With a central role in preserving ecosystems and a source of conflicts of use, water resources are becoming a central element in the debates surrounding the ecological transition.

In this context, the XtremQuality project, co-funded by the SCO and the Adour Garonne water agency, promises to be revolutionary. Led by the French Development Research Institute (IRD) and the Geosciences Environnement Toulouse (GET) laboratory, with the companies HETWA and Magellium, XTremQuality aims to provide a map of all water reservoirs in terms of their quantity and quality, based on a surface area of one hectare. These reservoirs may be hill reservoirs, gravel pits or natural or artificial lakes used for a variety of purposes.

Less than 1% of French water reservoirs are monitored by the public authorities. Space technology can help fill this information gap by providing new information on the surface area of water in these reservoirs, as well as on their quality, based on variables that can be observed by satellite (turbidity of the water, presence of algae), which can be used to calculate vulnerability indices for water bodies and regions.

Experiments in the French South-West

There are more than 6,000 lakes and reservoirs in the South-West region that cannot be monitored individually by field teams. The XTremQuality project aims to provide critical information on the state of these reservoirs in the context of climate change, particularly with regard to extreme events such as the severe low-water levels that are increasingly affecting the region.

In practice, the project will provide the surface area, turbidity and chlorophyll-a content of each body of water using Sentinel-2 satellite images. These data will be coupled with results from modelling and climate data to propose vulnerability indices. These indices will make it possible to identify how water in reservoirs deteriorates in the presence of severe low-water conditions, but also over several years (cumulative effect) and throughout the hydrological cycle.
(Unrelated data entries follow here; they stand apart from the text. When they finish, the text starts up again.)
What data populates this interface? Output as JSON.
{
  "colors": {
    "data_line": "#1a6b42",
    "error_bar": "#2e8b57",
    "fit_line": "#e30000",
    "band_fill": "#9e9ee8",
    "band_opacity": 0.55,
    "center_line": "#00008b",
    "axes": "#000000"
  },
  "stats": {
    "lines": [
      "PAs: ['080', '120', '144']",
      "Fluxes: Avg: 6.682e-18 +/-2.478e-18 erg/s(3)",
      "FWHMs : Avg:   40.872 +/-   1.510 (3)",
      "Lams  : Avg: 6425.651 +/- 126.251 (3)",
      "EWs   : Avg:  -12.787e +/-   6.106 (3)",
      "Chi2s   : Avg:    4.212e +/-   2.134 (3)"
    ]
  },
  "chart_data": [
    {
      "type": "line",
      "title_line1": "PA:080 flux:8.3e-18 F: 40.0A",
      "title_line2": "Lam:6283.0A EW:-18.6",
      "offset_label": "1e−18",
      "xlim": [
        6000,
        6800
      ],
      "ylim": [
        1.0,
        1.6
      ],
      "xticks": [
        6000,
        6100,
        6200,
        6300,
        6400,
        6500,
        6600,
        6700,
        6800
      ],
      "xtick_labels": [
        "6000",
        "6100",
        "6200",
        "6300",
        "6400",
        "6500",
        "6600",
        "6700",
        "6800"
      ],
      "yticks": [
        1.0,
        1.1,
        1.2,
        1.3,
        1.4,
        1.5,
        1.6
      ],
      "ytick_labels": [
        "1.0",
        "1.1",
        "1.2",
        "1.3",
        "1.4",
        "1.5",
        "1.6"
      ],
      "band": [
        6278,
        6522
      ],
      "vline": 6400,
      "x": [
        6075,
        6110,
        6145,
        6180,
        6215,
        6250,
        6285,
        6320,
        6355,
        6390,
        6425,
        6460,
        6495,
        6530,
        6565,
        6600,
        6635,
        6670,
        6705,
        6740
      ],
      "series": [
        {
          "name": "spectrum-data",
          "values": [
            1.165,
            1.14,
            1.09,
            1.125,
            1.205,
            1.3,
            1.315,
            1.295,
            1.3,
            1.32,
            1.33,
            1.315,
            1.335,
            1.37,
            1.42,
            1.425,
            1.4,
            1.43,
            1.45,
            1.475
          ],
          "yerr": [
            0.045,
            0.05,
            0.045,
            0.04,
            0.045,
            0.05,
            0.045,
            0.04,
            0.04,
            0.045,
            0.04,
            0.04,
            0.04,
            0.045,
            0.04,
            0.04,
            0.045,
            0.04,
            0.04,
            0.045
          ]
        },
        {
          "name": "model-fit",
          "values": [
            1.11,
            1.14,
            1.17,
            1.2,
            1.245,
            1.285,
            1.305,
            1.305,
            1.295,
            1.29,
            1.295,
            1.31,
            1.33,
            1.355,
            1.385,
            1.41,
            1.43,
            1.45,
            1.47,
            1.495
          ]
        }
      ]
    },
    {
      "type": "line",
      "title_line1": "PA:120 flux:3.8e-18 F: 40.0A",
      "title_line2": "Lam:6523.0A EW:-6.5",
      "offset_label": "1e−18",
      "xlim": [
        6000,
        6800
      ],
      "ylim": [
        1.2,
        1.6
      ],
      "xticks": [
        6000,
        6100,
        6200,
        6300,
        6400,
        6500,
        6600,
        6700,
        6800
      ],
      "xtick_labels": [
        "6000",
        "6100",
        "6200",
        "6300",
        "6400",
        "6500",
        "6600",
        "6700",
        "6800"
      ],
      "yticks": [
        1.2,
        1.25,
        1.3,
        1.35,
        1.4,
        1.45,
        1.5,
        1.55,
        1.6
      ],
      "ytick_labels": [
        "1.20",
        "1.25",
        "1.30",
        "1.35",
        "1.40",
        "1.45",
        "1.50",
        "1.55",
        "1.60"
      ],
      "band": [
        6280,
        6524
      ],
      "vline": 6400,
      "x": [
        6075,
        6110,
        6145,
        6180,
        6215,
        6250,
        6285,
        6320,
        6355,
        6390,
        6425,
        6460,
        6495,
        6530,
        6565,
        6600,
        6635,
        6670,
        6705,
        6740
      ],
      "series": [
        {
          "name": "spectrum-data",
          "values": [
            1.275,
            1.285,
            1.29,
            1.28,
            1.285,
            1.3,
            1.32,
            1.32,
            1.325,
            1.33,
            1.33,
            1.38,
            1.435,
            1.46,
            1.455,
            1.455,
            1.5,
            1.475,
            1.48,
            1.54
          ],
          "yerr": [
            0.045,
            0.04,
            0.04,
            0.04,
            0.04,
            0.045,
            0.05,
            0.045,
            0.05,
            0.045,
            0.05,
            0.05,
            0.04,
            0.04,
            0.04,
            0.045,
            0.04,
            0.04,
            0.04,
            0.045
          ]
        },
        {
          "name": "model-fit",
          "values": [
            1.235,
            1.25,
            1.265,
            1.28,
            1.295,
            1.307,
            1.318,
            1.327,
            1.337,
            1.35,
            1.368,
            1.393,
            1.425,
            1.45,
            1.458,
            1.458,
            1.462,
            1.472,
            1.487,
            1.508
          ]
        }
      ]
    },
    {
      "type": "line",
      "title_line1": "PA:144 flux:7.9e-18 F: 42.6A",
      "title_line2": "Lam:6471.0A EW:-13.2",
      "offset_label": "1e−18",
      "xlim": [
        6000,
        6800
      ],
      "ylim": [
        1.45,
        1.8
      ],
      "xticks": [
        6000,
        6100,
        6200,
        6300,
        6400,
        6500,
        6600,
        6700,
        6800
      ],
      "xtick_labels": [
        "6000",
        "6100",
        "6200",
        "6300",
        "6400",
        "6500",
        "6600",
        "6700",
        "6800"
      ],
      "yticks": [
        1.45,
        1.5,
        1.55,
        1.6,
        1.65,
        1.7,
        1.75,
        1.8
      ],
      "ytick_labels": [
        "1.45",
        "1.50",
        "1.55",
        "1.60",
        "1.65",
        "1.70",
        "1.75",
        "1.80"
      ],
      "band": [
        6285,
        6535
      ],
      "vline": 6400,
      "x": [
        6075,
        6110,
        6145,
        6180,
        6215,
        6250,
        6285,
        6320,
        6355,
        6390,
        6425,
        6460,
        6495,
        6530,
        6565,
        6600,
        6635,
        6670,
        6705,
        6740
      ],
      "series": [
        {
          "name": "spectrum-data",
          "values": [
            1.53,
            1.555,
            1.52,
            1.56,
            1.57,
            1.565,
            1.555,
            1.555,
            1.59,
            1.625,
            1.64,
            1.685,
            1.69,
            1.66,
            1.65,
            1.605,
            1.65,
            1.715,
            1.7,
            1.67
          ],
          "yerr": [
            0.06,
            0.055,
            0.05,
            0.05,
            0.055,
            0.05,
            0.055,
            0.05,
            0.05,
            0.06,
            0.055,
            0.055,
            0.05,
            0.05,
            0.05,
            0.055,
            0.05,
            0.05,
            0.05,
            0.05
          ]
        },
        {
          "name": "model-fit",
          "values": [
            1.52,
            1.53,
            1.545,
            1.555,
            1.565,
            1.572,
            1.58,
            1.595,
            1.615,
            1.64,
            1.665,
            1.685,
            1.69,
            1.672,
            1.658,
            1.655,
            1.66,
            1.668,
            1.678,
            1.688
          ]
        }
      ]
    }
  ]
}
"By providing frequent maps, it becomes possible to better monitor the impact of drought events at the level of an individual lake, but also to deduce the state of the area upstream of each reservoir. The quality of the water drained by the soil in the local catchment into each reservoir provides information about soil erosion and nutrient loads, as well as irrigation practices and the presence of pollution". Jean-Michel Martinez, hydrology specialist for the IRD and project leader.

The satellite data processing chain is currently being validated at the GET laboratory in order to integrate Sentinel-2 images at 20-metre resolution and provide maps of water surfaces with water quality indices, in particular the presence of microalgae based on estimated chlorophyll-a content. The main technical challenge is to extend the operation of the OBS2CO processing chain, available on the Hydroweb portal, to small bodies of water.

▲ Maps produced by the SCO XtremQuality project using Sentinel-2 images. These show the chlorophyll-a content, an indicator of the presence of algae, of gravel pit lakes and various reservoirs in the Toulouse region during the winter (left) and late summer (right) of 2020. We can see that the presence of algae varies from one lake to another and over time. These observations, repeated over time using satellite data, will be extended to the entire South-West region. © Copernicus Sentinel-2 Image / IRD processing

This unprecedented data, interpreted in conjunction with other environmental and climatic variables by the project team, will make it possible to deduce indices of vulnerability to climatic conditions such as drought.

On the strength of these advances, the partners are enthusiastic about the future. While HETWA, a specialist in environmental issues, is launching a thesis on the XtremQuality work, Magellium is preparing the design of the future interface.

Finally, while the project plans to cover the whole of south-west France, it also wants to transpose the system to a large agricultural region in Brazil, which is also facing the problem of water storage for agriculture in a context of more frequent droughts.